Ups! Gambar ini tidak mengikuti Pedoman Konten kami. Untuk melanjutkan publikasi, hapuslah gambar ini atau unggah gambar lain.

      Malam itu begitu sunyi. Hara membawa Akasa ke rumahnya. Sebuah desa yang tentram dan penuh akan pepohonan. Sawah-sawah sudah mulai menguning, tanda padi itu akan segera matang dan siap dipanen. Tidak banyak penerangan jalan yang tersedia, hanya beberapa di ruas-ruas jalan. Waktu yang mereka tempuh hampir 1 jam lamanya.

     Tidak banyak perbincangan yang terjadi ketika mereka di perjalanan. Hara merutuk dalam hatinya. Bisa-bisanya ia membawa laki-laki asing pulang ke rumah. Apa yang harus ia sampaikan ke orang tua dan kakaknya nanti. Jangan sampai Hara malah ditendang dan tidak dibolehkan lagi masuk ke rumah. Gadis itu tenggelam dalam pikirannya.

     Apa aku bersimpati padanya karena kami sama-sama punya kekurangan? batinnya.
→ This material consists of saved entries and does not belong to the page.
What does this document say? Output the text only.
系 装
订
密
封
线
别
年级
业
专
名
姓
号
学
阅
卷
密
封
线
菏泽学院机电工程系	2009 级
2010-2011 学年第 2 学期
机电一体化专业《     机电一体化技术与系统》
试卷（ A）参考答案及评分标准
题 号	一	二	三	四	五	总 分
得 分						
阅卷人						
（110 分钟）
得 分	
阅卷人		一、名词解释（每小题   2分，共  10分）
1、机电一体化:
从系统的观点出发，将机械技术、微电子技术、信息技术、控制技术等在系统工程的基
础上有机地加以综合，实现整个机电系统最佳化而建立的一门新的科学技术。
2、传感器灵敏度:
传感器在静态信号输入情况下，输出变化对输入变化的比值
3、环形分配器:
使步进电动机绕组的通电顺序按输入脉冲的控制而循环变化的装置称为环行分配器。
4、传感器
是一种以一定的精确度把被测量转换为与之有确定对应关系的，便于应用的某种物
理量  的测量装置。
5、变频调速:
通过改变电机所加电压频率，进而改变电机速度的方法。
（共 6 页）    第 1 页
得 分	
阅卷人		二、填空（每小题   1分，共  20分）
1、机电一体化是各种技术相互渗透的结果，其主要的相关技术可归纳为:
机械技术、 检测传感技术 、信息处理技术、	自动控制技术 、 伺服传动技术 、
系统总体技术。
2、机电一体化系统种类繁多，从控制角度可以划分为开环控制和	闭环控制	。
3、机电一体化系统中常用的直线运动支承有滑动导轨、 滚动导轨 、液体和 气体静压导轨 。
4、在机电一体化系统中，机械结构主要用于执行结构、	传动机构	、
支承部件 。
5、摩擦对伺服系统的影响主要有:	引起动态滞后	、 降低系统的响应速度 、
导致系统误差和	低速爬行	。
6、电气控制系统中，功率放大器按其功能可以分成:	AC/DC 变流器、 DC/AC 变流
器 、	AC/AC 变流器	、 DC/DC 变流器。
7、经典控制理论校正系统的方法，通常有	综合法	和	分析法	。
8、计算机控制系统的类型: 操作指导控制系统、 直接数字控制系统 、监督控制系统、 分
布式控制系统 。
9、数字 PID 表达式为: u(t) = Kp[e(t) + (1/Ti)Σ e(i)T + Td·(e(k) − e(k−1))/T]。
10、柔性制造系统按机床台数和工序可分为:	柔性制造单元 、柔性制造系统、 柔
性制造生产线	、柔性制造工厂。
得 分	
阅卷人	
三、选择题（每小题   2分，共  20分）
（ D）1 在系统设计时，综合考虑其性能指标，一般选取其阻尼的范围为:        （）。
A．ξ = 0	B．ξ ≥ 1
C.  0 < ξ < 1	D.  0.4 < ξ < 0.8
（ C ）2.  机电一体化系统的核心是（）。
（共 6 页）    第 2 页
     Hara meilirik ke arah Akasa. Laki-laki pemilik rahang tajam itu hanya menunduk. Suasana sangat canggung saat itu. Hara juga tidak bisa memulai percakapan terlebih dahulu. Ia masih menyalahkan dirinya sendiri. Hara juga tidak mengerti kenapa ia malah mengajak Akasa untuk ikut dengannya.

      “Sebenarnya kamu mau ke mana?” tanya Hara dengan susah payah.
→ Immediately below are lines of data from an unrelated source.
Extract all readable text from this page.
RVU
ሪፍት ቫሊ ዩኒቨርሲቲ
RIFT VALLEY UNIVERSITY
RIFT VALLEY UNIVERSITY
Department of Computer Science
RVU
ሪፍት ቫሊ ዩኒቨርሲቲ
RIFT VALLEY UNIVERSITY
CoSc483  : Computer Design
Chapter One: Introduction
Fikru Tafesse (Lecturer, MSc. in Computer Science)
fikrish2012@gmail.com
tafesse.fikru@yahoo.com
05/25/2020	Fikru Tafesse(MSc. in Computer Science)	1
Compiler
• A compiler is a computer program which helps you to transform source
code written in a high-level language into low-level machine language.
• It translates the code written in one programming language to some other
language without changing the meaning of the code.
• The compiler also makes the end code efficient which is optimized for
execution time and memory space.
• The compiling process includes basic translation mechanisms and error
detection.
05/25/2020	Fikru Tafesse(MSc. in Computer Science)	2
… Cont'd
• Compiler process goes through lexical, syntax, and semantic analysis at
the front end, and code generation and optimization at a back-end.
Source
     “Tidak ada,” jawab Akasa.

     Sungguh singkat sekali jawaban yang keluar dari bibir Akasa. Hara kembali mengajak Akasa berbicara agar sopir taksi tidak mengira adalah sepasang kekasih yang sedang bertengkar. “Lalu kenapa kamu keluar rumah dan seperti orang yang tidak aja tujuan?”

     “Ceritanya sangat panjang.”

     “Boleh ceritakan padaku? Aku bisa menjadi tempatmu untuk bercerita,” tawar Hara.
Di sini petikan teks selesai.